The system of COB in medical billing
To understand the process, here’s an example to figure the process for coordination of benefits;
Suppose that you have taken treatment and the billed amount is up to $150. The primary insurance plan chose to pay $50 from the original billed amount as they may not cover the reimbursement for the rest of the treatment. Here is the time when your secondary insurance comes into play. They will pay 100% of your remaining healthcare cost. However, the healthcare services coverage restriction lies here as well. In case the bill is left with the payable amount, this will be the out-of-pocket cost that you have to pay which both the insurance didn’t cover.
This may sound great that there will be the least amount that you need to pay out of your pocket. On the other hand, this is also the case that you have to pay the premiums for both the insurance companies throughout your plan period. In addition, in the case of a couple, if they both are employer-sponsored, then they can go for both options.

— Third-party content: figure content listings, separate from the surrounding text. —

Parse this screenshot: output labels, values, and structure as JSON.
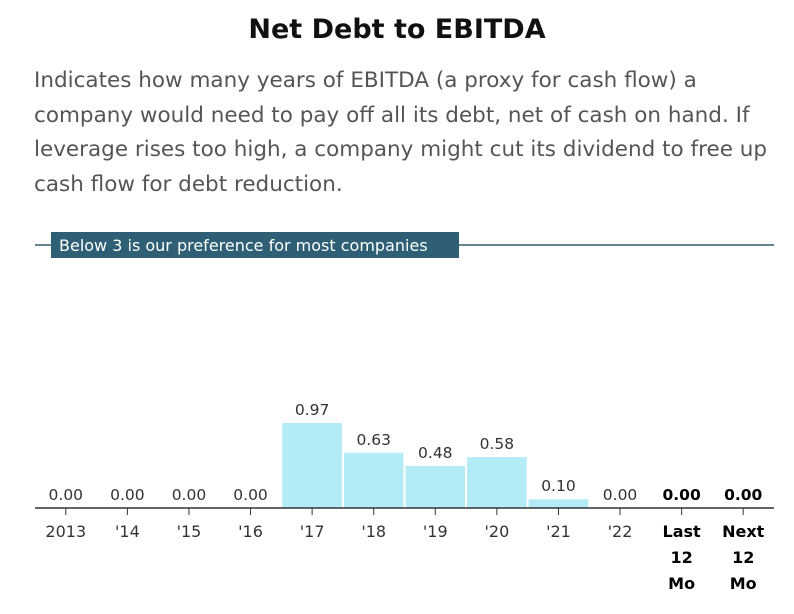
{
  "chart_data": {
    "type": "bar",
    "title": "Net Debt to EBITDA",
    "subtitle": "Indicates how many years of EBITDA (a proxy for cash flow) a company would need to pay off all its debt, net of cash on hand. If leverage rises too high, a company might cut its dividend to free up cash flow for debt reduction.",
    "categories": [
      "2013",
      "'14",
      "'15",
      "'16",
      "'17",
      "'18",
      "'19",
      "'20",
      "'21",
      "'22",
      "Last 12 Mo",
      "Next 12 Mo"
    ],
    "values": [
      0.0,
      0.0,
      0.0,
      0.0,
      0.97,
      0.63,
      0.48,
      0.58,
      0.1,
      0.0,
      0.0,
      0.0
    ],
    "value_labels": [
      "0.00",
      "0.00",
      "0.00",
      "0.00",
      "0.97",
      "0.63",
      "0.48",
      "0.58",
      "0.10",
      "0.00",
      "0.00",
      "0.00"
    ],
    "emphasized": [
      false,
      false,
      false,
      false,
      false,
      false,
      false,
      false,
      false,
      false,
      true,
      true
    ],
    "reference_line": {
      "value": 3,
      "label": "Below 3 is our preference for most companies"
    },
    "ylim": [
      0,
      3
    ],
    "xlabel": "",
    "ylabel": "",
    "grid": false,
    "colors": {
      "bar": "#b3ecf7",
      "reference": "#2f5f74",
      "axis": "#333333"
    }
  }
}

Coordination of benefits for dependents
COB gets challenging when there are dependents involved in healthcare plans. Look at these examples that show how the coordination of benefits is beneficial and efficient for children and dependents.
If a child has a divorced parent(s): When a child is raised under one parent, it is a firm rule that the child will be covered under the insurance company of the custodial parent. In situations where the divorced parent decides to remarry, then the step-parent secondary insurance provider may cover the child.

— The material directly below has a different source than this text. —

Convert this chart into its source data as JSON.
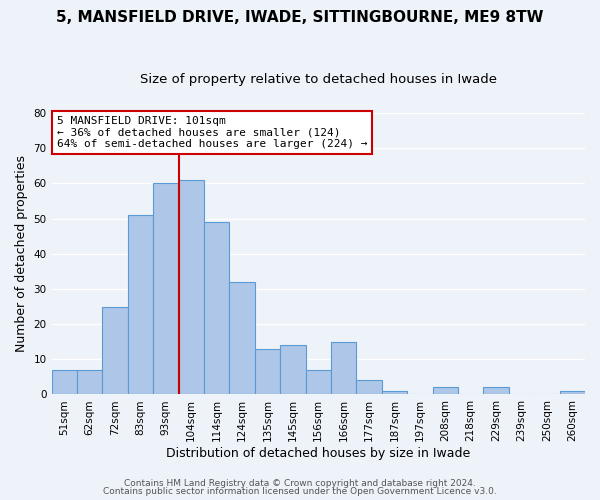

When a child is covered by the insurance of married parents: In this condition, when a child has dual coverage, the rule applies to the first birthday parent. This means whichever parent’s birth date comes first, they will be responsible for the primary coverage of the child. The other will be considered secondary.
When a female child is under 26 and gets pregnant: The coverage for children under 26 (unmarried) remains under their parents as stated above. Rules change in the case of a newborn when children are married. The coverage responsibility will be under their parent’s insurance company not under their grandparents.
Coordination of benefits is regularized to halt the duplicate reimbursement issues and clear out the healthcare liabilities for every insurance company involved. There are a set of rules to follow for patients, and payers, and for providers to follow and ensure the primary care is delivered for each reimbursement cost.